El síndrome de Dravet es una encefalopatía epiléptica del desarrollo, rara y compleja, que suele comenzar en el primer año de vida en lactantes previamente sanos. La precisión en la codificación es fundamental para el acceso a recursos médicos y la investigación clínica. Mientras que los códigos mencionados facilitan la facturación y el registro hospitalario, el diagnóstico clínico del síndrome de Dravet se confirma hoy en día principalmente mediante pruebas genéticas que identifican mutaciones en el gen SCN1A en aproximadamente el 80% de los casos.
La identificación correcta del síndrome de Dravet es vital porque esta condición es altamente sensible a ciertos medicamentos antiepilépticos. Algunos fármacos comunes, como los bloqueadores de los canales de sodio, pueden empeorar drásticamente las crisis en estos pacientes. La comunidad de DiseaseMaps.org cuenta actualmente con 453 personas con síndrome de Dravet que comparten sus experiencias, lo que subraya la importancia de una red de apoyo informada para navegar los desafíos del diagnóstico y el manejo diario.

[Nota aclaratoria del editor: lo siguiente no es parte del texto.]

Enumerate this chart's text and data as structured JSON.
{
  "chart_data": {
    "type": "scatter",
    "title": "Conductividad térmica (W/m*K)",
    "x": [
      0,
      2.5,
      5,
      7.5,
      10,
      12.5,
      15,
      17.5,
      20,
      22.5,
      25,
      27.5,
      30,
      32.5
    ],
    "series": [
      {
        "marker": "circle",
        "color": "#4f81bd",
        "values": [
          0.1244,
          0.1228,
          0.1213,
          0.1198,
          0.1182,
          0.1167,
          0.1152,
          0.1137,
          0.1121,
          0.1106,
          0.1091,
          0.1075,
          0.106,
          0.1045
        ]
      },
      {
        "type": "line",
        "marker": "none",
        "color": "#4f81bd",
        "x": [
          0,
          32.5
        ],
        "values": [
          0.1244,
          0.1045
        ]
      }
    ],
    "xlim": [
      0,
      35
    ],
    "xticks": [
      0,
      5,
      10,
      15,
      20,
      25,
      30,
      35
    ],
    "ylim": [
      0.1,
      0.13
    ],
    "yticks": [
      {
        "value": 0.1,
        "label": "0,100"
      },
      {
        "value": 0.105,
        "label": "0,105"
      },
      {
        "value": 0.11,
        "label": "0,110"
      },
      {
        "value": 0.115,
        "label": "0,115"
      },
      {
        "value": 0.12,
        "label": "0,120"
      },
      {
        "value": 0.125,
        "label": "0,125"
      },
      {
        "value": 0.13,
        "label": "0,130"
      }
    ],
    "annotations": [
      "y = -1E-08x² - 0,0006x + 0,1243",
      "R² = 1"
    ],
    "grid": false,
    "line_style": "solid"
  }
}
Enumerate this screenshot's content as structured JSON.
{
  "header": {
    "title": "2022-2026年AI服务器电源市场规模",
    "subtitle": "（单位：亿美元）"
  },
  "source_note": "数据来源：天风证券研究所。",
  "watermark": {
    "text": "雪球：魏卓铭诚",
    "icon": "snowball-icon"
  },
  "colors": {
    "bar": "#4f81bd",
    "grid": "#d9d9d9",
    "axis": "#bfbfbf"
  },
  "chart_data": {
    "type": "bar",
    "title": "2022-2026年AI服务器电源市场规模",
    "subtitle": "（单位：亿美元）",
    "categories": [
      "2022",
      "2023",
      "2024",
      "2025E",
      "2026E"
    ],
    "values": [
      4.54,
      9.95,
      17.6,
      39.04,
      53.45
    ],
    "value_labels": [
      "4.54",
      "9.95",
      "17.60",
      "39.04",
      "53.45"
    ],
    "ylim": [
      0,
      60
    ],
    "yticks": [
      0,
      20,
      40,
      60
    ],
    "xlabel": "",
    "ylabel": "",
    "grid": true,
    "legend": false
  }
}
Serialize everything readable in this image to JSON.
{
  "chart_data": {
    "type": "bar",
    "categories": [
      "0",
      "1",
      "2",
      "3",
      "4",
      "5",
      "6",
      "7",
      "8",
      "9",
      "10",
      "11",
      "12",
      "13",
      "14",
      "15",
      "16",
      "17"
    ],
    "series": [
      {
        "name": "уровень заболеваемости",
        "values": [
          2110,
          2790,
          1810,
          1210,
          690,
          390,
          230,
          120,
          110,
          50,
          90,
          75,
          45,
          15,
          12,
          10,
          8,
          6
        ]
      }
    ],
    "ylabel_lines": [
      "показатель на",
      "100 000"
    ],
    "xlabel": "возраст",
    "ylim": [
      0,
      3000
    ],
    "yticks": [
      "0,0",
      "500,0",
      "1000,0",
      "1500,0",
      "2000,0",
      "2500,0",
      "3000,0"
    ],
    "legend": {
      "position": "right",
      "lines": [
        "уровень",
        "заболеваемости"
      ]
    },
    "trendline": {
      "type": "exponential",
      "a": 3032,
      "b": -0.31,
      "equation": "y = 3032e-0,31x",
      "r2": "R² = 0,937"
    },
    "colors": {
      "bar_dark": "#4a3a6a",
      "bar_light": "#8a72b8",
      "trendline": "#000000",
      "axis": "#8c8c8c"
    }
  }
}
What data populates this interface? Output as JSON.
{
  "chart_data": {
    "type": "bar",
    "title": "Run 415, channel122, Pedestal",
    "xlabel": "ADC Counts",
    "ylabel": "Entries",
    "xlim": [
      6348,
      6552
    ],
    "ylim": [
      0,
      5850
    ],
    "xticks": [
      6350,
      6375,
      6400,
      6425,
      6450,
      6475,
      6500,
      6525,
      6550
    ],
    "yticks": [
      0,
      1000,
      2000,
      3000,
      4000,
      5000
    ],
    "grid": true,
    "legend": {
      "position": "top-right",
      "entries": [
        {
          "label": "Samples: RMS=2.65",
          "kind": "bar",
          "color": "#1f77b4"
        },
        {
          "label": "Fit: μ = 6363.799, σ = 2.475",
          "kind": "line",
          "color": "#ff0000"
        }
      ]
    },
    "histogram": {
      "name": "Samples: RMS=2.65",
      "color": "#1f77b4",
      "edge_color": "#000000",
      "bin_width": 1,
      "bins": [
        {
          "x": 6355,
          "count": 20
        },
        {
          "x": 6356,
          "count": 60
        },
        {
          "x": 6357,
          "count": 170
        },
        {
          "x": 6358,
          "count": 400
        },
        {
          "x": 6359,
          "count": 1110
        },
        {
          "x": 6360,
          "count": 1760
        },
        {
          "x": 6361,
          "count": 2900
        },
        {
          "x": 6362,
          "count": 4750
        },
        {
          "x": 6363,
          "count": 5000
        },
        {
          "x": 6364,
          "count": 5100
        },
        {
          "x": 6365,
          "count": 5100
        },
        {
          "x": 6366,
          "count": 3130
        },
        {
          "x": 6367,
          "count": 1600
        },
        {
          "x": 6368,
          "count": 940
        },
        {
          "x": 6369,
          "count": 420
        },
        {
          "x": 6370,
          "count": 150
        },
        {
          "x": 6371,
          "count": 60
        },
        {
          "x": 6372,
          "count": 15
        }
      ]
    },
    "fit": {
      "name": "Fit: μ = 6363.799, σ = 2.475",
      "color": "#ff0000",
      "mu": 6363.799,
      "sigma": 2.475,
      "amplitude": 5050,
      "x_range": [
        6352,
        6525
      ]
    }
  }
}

El manejo del síndrome de Dravet requiere un enfoque multidisciplinario debido a la diversidad de síntomas que acompañan a las crisis epilépticas resistentes a los fármacos. Los aspectos clínicos más relevantes incluyen:
Desde una perspectiva genética, el síndrome de Dravet es casi siempre el resultado de una mutación *de novo* (nueva) en el gen SCN1A, lo que significa que no suele ser heredado de los padres. Este gen codifica una subunidad de un canal de sodio en las neuronas. La detección de esta mutación no solo confirma el diagnóstico, sino que permite a las familias acceder a terapias dirigidas y participar en estudios clínicos específicos para esta condición.
Este contenido es informativo y no sustituye el consejo, diagnóstico o tratamiento médico profesional; consulte siempre con su médico ante cualquier duda sobre su salud o la de sus familiares.